1 is a schematic diagram of an extended DNS request message in an embodiment.

2 is a flow chart of an extended DNS query in an embodiment.

detailed description

The invention will be further illustrated by the following specific examples and the accompanying drawings.

The invention extends the DANE protocol, adds a flag bit and a data field in its TLSA resource record, and standardizes its protocol flow. The main contents include: adding a two-bit SA (Service Address) flag in the DNS message header. Bit; specifies the 32-bit data field containing the IPv4 address and the 128-bit data field containing the IPv6 address when querying the TLSA resource record; defines the rules and extended DANE protocol flow using the SA flag and its data fields.

1) SA flag

The SA flag is a two-bit flag, and its validity is only present in the type of DNS request message. The header format of the extended DNS request message of the present invention is as shown in FIG. 1:

The SA values are 00, 01, 10, and 11. The meanings are as follows:

● 00: The client does not request any address information of the server;

● 01: The client requests to carry the IPv4 address information of the server while returning the TLSA resource record. If the value is set, the DNS response message should include not only the server's OTLS resource record, but also at least one 32-bit IPv4 address.

● 10: The client requests to carry the IPv6 address information of the server while returning the TLSA resource record. If the value is set, the DNS response message should include not only the server's OTLS resource record, but also at least one 128-bit IPv6 address.

● 11: The client requests to carry the IPv4 and IPv6 address information of the server while returning the TLSA resource record. If this value is set, the DNS response message should include not only the server's OTLS resource record, but also at least one 32-bit IPv4 address. At least one 128-bit IPv6 address.

The four values of the foregoing SA are only for the identification function, so other sequences may be used to correspond to the above four meanings, for example, 01 can also be used to indicate the meaning of 00, 00 can also be used to indicate the meaning of 01, etc., and the present invention is not limited thereto.

2) Address information

The present invention is directed to returning one or more IP addresses in accordance with client requirements in a scalable manner in a TCPA request process. Therefore, it can be fully compatible with the response format using basic DNS messages, so two mechanisms for carrying address information are proposed:

(1) The address information is placed after the TLSA RDATA, so as to flexibly support multiple address information (since the TLSA resource record has only one, the RDLENGTH in the response message can control the size of the RDATA). In addition, in the DNS response message, the type of the address to be included should be indicated, which can be indicated by the TYPE in the response message. In the present invention, the value of TYPE is not specified in the present invention, but in practical applications, the following four types need to be distinguished by TYPE:

● Only contain TLSA resource records;

● Contains TLSA resource records and A resource records;

● Contains TLSA resource records and AAAA resource records;

● Contains TLSA, A, and AAAA resource records.

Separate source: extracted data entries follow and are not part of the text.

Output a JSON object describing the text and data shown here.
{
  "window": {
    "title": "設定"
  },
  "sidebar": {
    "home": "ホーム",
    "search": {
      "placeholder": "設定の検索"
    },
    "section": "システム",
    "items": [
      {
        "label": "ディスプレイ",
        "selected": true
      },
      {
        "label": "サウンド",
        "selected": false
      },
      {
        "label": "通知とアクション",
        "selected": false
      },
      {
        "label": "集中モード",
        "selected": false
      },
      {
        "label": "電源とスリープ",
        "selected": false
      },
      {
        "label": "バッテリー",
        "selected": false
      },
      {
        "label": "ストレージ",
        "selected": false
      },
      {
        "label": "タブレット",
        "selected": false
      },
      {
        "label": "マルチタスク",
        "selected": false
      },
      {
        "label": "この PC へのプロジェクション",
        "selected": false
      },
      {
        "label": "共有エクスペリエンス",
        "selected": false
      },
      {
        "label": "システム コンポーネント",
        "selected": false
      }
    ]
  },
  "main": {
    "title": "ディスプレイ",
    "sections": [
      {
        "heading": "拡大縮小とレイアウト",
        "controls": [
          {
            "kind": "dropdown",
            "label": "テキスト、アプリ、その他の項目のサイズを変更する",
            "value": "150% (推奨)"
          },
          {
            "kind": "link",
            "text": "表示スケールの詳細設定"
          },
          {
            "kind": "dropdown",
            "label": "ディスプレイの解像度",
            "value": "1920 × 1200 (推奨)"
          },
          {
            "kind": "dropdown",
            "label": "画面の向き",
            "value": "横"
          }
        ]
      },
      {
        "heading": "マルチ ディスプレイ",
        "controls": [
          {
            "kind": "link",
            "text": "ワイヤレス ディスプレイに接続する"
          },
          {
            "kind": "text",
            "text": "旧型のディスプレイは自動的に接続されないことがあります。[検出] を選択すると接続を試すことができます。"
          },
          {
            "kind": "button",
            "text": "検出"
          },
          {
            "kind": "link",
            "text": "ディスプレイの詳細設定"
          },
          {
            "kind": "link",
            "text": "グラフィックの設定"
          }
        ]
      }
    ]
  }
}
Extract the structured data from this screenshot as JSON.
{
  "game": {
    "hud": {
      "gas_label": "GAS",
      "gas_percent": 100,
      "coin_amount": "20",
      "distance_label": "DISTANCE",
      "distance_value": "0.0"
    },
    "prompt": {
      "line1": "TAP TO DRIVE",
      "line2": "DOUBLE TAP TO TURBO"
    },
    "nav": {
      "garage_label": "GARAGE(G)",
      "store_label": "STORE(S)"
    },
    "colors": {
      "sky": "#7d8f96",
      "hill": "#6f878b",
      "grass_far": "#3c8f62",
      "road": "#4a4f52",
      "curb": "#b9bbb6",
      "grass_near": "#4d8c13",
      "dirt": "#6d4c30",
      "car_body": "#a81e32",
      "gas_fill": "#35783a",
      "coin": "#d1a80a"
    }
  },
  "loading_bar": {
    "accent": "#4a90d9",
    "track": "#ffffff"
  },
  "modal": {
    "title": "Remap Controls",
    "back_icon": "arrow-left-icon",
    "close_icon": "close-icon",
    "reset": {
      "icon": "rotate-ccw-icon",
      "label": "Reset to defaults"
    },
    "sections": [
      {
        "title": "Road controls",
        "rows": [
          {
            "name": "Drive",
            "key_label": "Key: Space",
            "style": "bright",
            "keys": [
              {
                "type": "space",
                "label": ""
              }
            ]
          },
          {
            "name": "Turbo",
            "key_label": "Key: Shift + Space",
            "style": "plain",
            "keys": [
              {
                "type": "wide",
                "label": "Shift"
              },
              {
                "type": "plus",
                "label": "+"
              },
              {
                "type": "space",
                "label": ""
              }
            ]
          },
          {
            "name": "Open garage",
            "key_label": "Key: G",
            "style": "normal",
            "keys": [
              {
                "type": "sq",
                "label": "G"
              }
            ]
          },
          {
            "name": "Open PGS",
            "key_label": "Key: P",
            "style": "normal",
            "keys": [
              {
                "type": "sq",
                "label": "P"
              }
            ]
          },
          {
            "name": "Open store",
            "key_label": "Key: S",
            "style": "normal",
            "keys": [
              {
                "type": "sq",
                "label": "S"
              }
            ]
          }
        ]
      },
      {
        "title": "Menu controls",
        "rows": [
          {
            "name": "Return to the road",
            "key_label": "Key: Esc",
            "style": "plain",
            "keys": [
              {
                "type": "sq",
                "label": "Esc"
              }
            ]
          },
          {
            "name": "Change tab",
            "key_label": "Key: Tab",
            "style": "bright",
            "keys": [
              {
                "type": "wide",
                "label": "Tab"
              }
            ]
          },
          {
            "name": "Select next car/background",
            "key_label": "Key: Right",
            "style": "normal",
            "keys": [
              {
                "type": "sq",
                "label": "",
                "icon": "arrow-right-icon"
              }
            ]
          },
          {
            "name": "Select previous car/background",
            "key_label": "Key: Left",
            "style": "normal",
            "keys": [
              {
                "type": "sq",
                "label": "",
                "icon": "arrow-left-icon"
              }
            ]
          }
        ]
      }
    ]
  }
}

The number of A and AAAA resource records can be indicated by RDLENGTH in the legacy DNS response message. If the relevant address cannot be returned according to the request type, the error indication should be made in the response message, but the service address should be returned as much as possible. For example, the client requests A and AAAA resource records, but the server does not support IPv6, only the A resource record is returned. .

(2) Another embodiment is to carry the above address information in the Additional field of the DNS response packet.

3) Query mode

Based on the actual application scenario of this extension mechanism, the present invention proposes two query modes:

● Recursive server mode

In this mode, the client that wishes to query the TLSA record and return the service address information first sets the SA flag in the DNS request message. After receiving the DNS request message from the client, the recursive server finds that there is a SA flag set other than 00. It will be considered that the client wants to obtain the TLSA record and can obtain the address information of the service. The recursive server will further query according to the SA flag and pending query. The service domain name constructs a corresponding A record query request or (and) AAAA record query request, and sends the new request message independently to the corresponding authoritative server.

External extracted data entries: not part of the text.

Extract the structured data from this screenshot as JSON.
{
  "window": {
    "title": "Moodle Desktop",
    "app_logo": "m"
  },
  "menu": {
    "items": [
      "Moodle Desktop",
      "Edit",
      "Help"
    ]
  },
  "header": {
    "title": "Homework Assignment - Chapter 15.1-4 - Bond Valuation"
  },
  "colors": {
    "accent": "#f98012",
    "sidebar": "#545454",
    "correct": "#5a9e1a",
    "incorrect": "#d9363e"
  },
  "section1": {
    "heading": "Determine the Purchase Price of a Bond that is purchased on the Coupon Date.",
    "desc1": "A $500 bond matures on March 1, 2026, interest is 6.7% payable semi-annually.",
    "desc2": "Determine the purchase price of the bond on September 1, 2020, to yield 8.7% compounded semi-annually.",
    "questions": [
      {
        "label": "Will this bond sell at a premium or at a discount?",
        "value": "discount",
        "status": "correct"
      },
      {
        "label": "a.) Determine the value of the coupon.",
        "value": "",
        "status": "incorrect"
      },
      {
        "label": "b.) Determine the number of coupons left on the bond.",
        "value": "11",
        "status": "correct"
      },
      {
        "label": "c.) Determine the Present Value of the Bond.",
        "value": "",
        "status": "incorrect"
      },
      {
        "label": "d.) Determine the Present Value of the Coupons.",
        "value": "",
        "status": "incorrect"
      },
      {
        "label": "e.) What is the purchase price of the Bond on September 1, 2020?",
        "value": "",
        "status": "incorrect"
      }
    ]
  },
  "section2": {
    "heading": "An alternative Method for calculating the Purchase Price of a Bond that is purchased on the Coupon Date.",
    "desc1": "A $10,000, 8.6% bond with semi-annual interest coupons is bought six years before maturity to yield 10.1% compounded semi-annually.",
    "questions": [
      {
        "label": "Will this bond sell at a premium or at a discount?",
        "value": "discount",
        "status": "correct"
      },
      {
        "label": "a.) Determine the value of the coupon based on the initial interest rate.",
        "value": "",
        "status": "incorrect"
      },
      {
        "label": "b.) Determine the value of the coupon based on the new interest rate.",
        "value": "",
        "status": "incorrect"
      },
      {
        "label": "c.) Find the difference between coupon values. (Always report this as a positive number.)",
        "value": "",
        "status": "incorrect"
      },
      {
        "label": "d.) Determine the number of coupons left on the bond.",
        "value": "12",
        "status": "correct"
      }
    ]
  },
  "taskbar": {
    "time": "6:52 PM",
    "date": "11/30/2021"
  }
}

After receiving the TLSA and A/AAAA record query response, the recursive server returns to the client in two modes: 1) constructing a response message, in which the corresponding address information is filled according to the SA flag bit indication; 2) receiving the query of the domain name The response is immediately transmitted to the client in the return order.

● Authoritative server mode

In this mode, the recursive server sends the DNS query request message received from the client to the corresponding authoritative server without modification. The authoritative server constructs a response message according to the setting of the SA flag bit, and sends it back to the recursive server. And sent to the client.

●Compar

In the recursive server mode, the authoritative server does not need to support the mechanism proposed by the present invention, but its optimization degree to the basic protocol is low, that is, only the transmission overhead between the client and the recursive server is optimized; in the authoritative server mode, the authoritative server It is necessary to support the mechanism proposed by the present invention, and of course, to achieve maximum optimization, and significantly improve the efficiency of the entire domain name resolution process. For the latter, you should choose how to carry the address information (that is, whether it is placed in the Additional field) according to the specific implementation.

4) Example

In this embodiment, the client wants to access the HTTP server running TLS on port 443. The server domain name is www.example.com, and the corresponding domain name of the TLSA resource record is _443._tcp.www.example.com. Suppose the client does not have the service address of www.example.com and wants to access the service via IPv4 or IPv6. Therefore, the query through the two modes is shown in Figure 2.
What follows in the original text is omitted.